In vivo biodistribution of micelles in BEL7402 xenograft mice. Notes: In vivo imaging of mice (A, B) and ex vivo imaging of tumors and major organs (C, D) at 2, 6, and 24 hours after mice had been treated with DiR-CMs (A, C) and DiR-Ms (B, D). (E) Tissue distribution of PTX at 2 hours after mice had been treated with Taxol, PTX-Ms, and PTX-CMs at PTX dose of 10 mg/kg. Abbreviations: PTX-Ms, paclitaxel-loaded monomethoxy(polyethylene glycol)-block-poly(d,l-lactide) micelles; CMs, sodium cholate and monomethoxy(polyethylene glycol)-block-poly(d,l-lactide) micelles; DiR, 1,1′-dioctadecyl-3,3,3′,3′-tetramethylindotricarbocyanine iodide.

Figure 5

Antitumor activity of PTX-CMs in BEL7402 xenograft mice. Notes: Tumor-growth curves of early-stage (A) and late-stage (C) tumor model. Body weight changes in early-stage (B) and late-stage (D) tumor model. Data are presented as mean ± SD (n=8). (E) Survival rates of mice in different treatment groups within 28 days. Data are presented as mean ± SD (n=8). (F) Representative images of mice treated with PTX-CMs at PTX dose of 30 mg/kg in late-stage tumor model at 0, 4, 8, 18, 25, and 32 days. Arrows indicate time when mice received intravenous injections. Abbreviations: PTX-Ms, paclitaxel-loaded monomethoxy(polyethylene glycol)-block-poly(d,l-lactide) micelles; CMs, sodium cholate and monomethoxy(polyethylene glycol)-block-poly(d,l-lactide) micelles.

Figure 6

In vitro hemolysis of PTX-CMs. Notes: Taxol (A); PTX-Ms (B); PTX-CMs (C). (D) Hemolysis percentage of Taxol, PTX-Ms, and PTX-CMs. Each data point is represented as mean ± SD (n=3). −, negative control; +, positive control.
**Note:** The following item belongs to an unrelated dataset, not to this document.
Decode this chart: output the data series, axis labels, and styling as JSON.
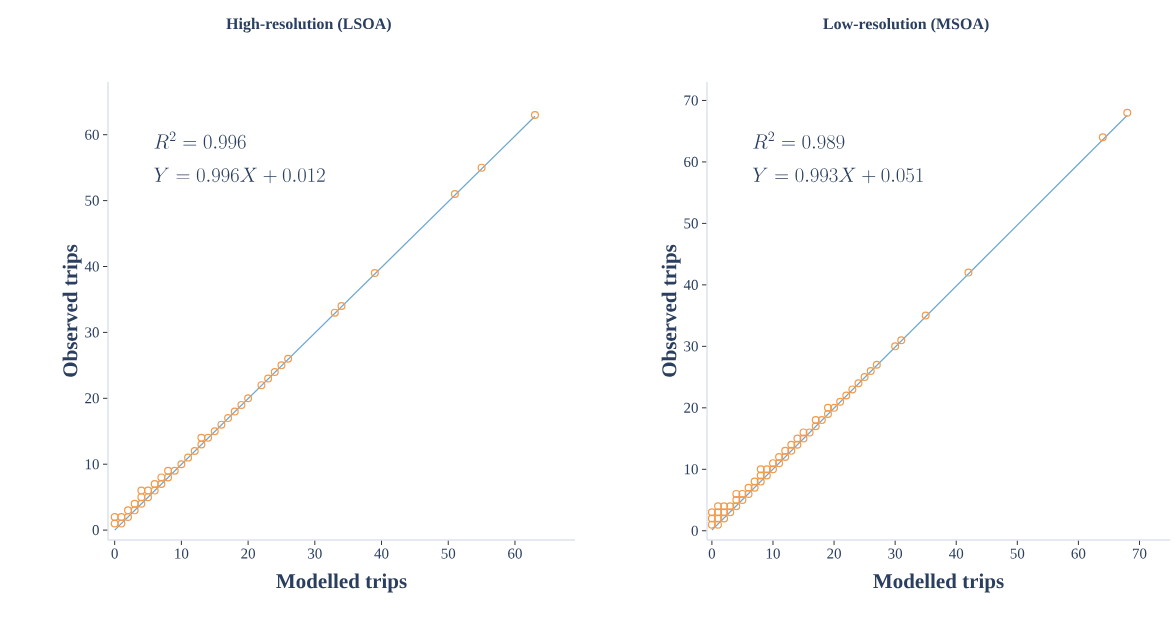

Abbreviations: PTX-Ms, paclitaxel-loaded monomethoxy(polyethylene glycol)-block-poly(d,l-lactide) micelles; CMs, sodium cholate and monomethoxy(polyethylene glycol)-block-poly(d,l-lactide) micelles.

Figure 7

Systemic toxicity of PTX-CMs. Notes: (A) Body weight changes after male ICR mice had received signal injections of PBS and PTX-CMs at PTX dose of 30 mg/kg. (B–G) Indicators of hepatic and renal functions in toxicity assay measured at 14 days posttreatment. Data are represented as mean ± SD (n=10). (H) H&E staining of major organs after single injection of PBS and PTX-CMs at PTX dose of 30 mg/kg. Magnification ×400. Abbreviations: PTX-CMs, paclitaxel-loaded sodium cholate and monomethoxy(polyethylene glycol)-block-poly(d,l-lactide) micelles; TP, total protein; Alb, albumin; Glob, globulin; T-Bil, total bilirubin; BUN, blood urea nitrogen; A/G, Alb/Glob; UA, uric acid; ALT, alanine transaminase.

Scheme 1

Preparation of PTX-CMs and the fate of PTX-CMs in vivo. Abbreviations: PTX, paclitaxel; mPEG, monomethoxy(polyethylene glycol); PLA, polylactic acid; CMs, sodium cholate and mPEG-block-poly(d,l-lactide) micelles; DiR, 1,1′-dioctadecyl-3,3,3′,3′-tetramethylindotricarbocyanine iodide; EPR, enhanced permeability and retention.